One Drop: My Father's Hidden Life--A Story of Race and Family Secrets by Bliss Broyard

$ 12.00

One Drop:  My Father's Hidden Life--A Story of Race and Family Secrets by Bliss Broyard is a 514-page hardcover published by Little, Brown and Company, 2007, stated first edition.  The dust jacket has light rubbing and shelf wear.  Apart from some bumping to the spine, the condition is near fine, with no evidence of use.  The condition is very good.

Book Summary

Two months before he died of cancer, renowned literary critic Anatole Broyard called his grown son and daughter to his side, intending to reveal a secret he'd kept all their lives and most of his own:  he was black.  Born in the French Quarter in 1920, Anatole began to conceal his racial identity after the family moved from New Orleans to the Bedford-Stuyvesant neighborhood of Brookyln and his parents resorted to "passing" in order to get work.  From his bohemian days in the cafes of Greenwich Village in the 1940s to his ascension in the ranks of the literary elite, he continued to maintain the facade.
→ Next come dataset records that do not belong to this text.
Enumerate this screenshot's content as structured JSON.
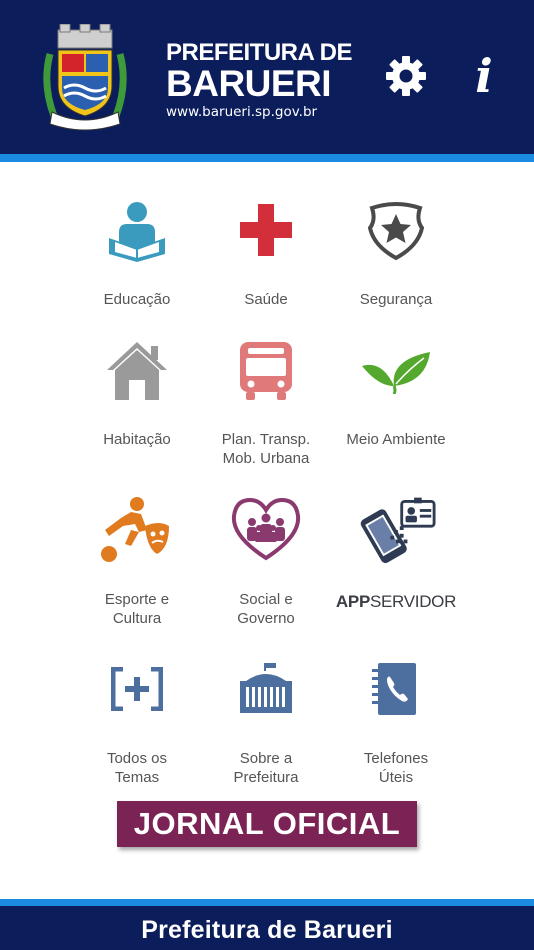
{
  "header": {
    "brand_line1": "PREFEITURA DE",
    "brand_line2": "BARUERI",
    "url": "www.barueri.sp.gov.br",
    "crest_text": "BARUERI",
    "settings_icon": "gear-icon",
    "info_icon": "info-icon",
    "info_glyph": "i"
  },
  "colors": {
    "header_bg": "#0b1d5a",
    "stripe": "#1a8be0",
    "label": "#555555",
    "jornal_bg": "#7b2355"
  },
  "tiles": [
    {
      "label": "Educação",
      "icon": "reading-person-icon",
      "color": "#3a9bbf"
    },
    {
      "label": "Saúde",
      "icon": "red-cross-icon",
      "color": "#d32f3a"
    },
    {
      "label": "Segurança",
      "icon": "police-badge-icon",
      "color": "#4a4a4a"
    },
    {
      "label": "Habitação",
      "icon": "house-icon",
      "color": "#9a9a9a"
    },
    {
      "label": "Plan. Transp.\nMob. Urbana",
      "icon": "bus-icon",
      "color": "#e07a7a"
    },
    {
      "label": "Meio Ambiente",
      "icon": "leaves-icon",
      "color": "#55a82e"
    },
    {
      "label": "Esporte e\nCultura",
      "icon": "sport-culture-icon",
      "color": "#e07b1f"
    },
    {
      "label": "Social e\nGoverno",
      "icon": "social-heart-icon",
      "color": "#8a3a6e"
    },
    {
      "label_bold": "APP",
      "label_rest": "SERVIDOR",
      "icon": "phone-badge-icon",
      "color": "#2f3b52"
    },
    {
      "label": "Todos os\nTemas",
      "icon": "bracket-plus-icon",
      "color": "#4d6fa0"
    },
    {
      "label": "Sobre a\nPrefeitura",
      "icon": "city-hall-icon",
      "color": "#4d6fa0"
    },
    {
      "label": "Telefones\nÚteis",
      "icon": "phone-book-icon",
      "color": "#4d6fa0"
    }
  ],
  "jornal": {
    "label": "JORNAL OFICIAL"
  },
  "footer": {
    "label": "Prefeitura de Barueri"
  }
}
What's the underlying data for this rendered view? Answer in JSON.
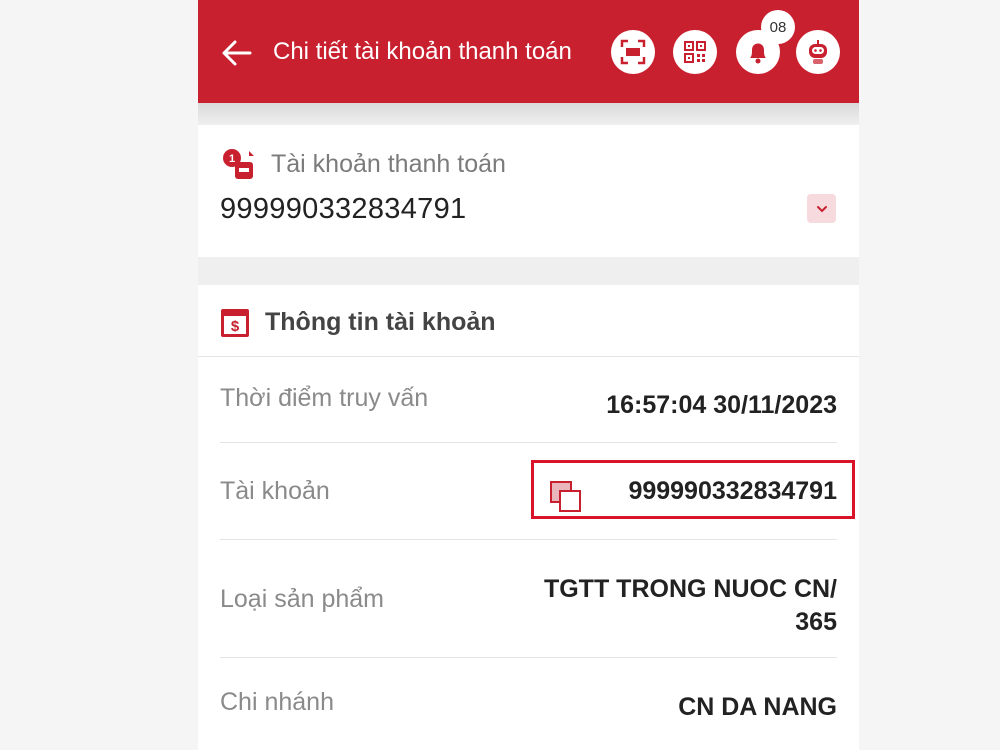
{
  "header": {
    "title": "Chi tiết tài khoản thanh toán",
    "notification_count": "08",
    "icons": [
      "arrow-left-icon",
      "scan-icon",
      "qr-code-icon",
      "bell-icon",
      "robot-icon"
    ],
    "background_color": "#c8202f"
  },
  "account_selector": {
    "label": "Tài khoản thanh toán",
    "account_number": "999990332834791",
    "icons": [
      "account-icon",
      "chevron-down-icon"
    ]
  },
  "account_info": {
    "title": "Thông tin tài khoản",
    "icon": "dollar-document-icon",
    "rows": [
      {
        "label": "Thời điểm truy vấn",
        "value": "16:57:04 30/11/2023"
      },
      {
        "label": "Tài khoản",
        "value": "999990332834791"
      },
      {
        "label": "Loại sản phẩm",
        "value_line1": "TGTT TRONG NUOC CN/",
        "value_line2": "365"
      },
      {
        "label": "Chi nhánh",
        "value": "CN DA NANG"
      }
    ],
    "highlight_color": "#d9142a"
  }
}
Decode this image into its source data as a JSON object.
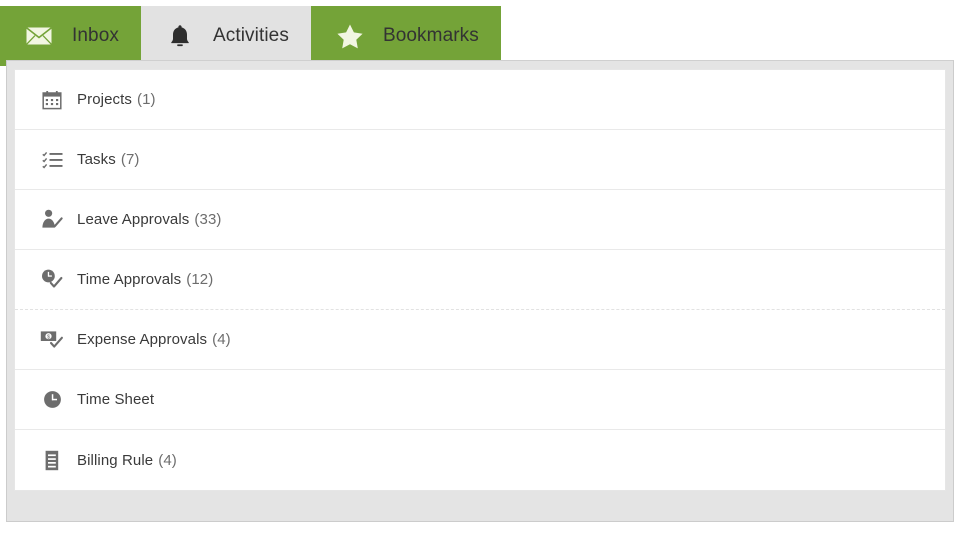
{
  "colors": {
    "tab_green": "#74a338",
    "tab_active_bg": "#e2e2e2",
    "panel_bg": "#e4e4e4",
    "row_bg": "#ffffff",
    "icon_gray": "#6d6d6d",
    "text": "#3a3a3a"
  },
  "tabs": [
    {
      "id": "inbox",
      "label": "Inbox",
      "icon": "envelope-icon",
      "state": "inactive"
    },
    {
      "id": "activities",
      "label": "Activities",
      "icon": "bell-icon",
      "state": "active"
    },
    {
      "id": "bookmarks",
      "label": "Bookmarks",
      "icon": "star-icon",
      "state": "inactive"
    }
  ],
  "activities_list": [
    {
      "id": "projects",
      "label": "Projects",
      "count": "(1)",
      "icon": "calendar-icon"
    },
    {
      "id": "tasks",
      "label": "Tasks",
      "count": "(7)",
      "icon": "ordered-list-icon"
    },
    {
      "id": "leave-approvals",
      "label": "Leave Approvals",
      "count": "(33)",
      "icon": "person-check-icon"
    },
    {
      "id": "time-approvals",
      "label": "Time Approvals",
      "count": "(12)",
      "icon": "clock-check-icon"
    },
    {
      "id": "expense-approvals",
      "label": "Expense Approvals",
      "count": "(4)",
      "icon": "money-check-icon"
    },
    {
      "id": "time-sheet",
      "label": "Time Sheet",
      "count": "",
      "icon": "clock-icon"
    },
    {
      "id": "billing-rule",
      "label": "Billing Rule",
      "count": "(4)",
      "icon": "document-lines-icon"
    }
  ]
}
Serving as a daily book critic for The New York Times for more than a decade, and as a columnist and editor at The New York Times Book Review for several years after that, Anatole was an influential voice in American culture.  To his children he was a charming and attentive father who had strived to raise his family in the lush enclaves of Connecticut and Martha's Vineyard, providing an upbringing far removed from his own childhood.  But even as he lay dying, the truth was too difficult for him to admit, and it was finally her mother who told Bliss and Todd that their sheltered New England childhood had come at a price.

In her remarkable memoir, Bliss Broyard examines her father's choices and the impact of this revelation on her own life.  Seeking out unknown relatives in New York, Los Angeles, and New Orleans, she uncovers the 250-year history of her family in America, and chronicles her own evolution from privileged Wasp to a woman of mixed-race ancestry.  The result is a beautifully crafted and touching portrait of her father, and a provocative examination of the profound consequences of racial identity.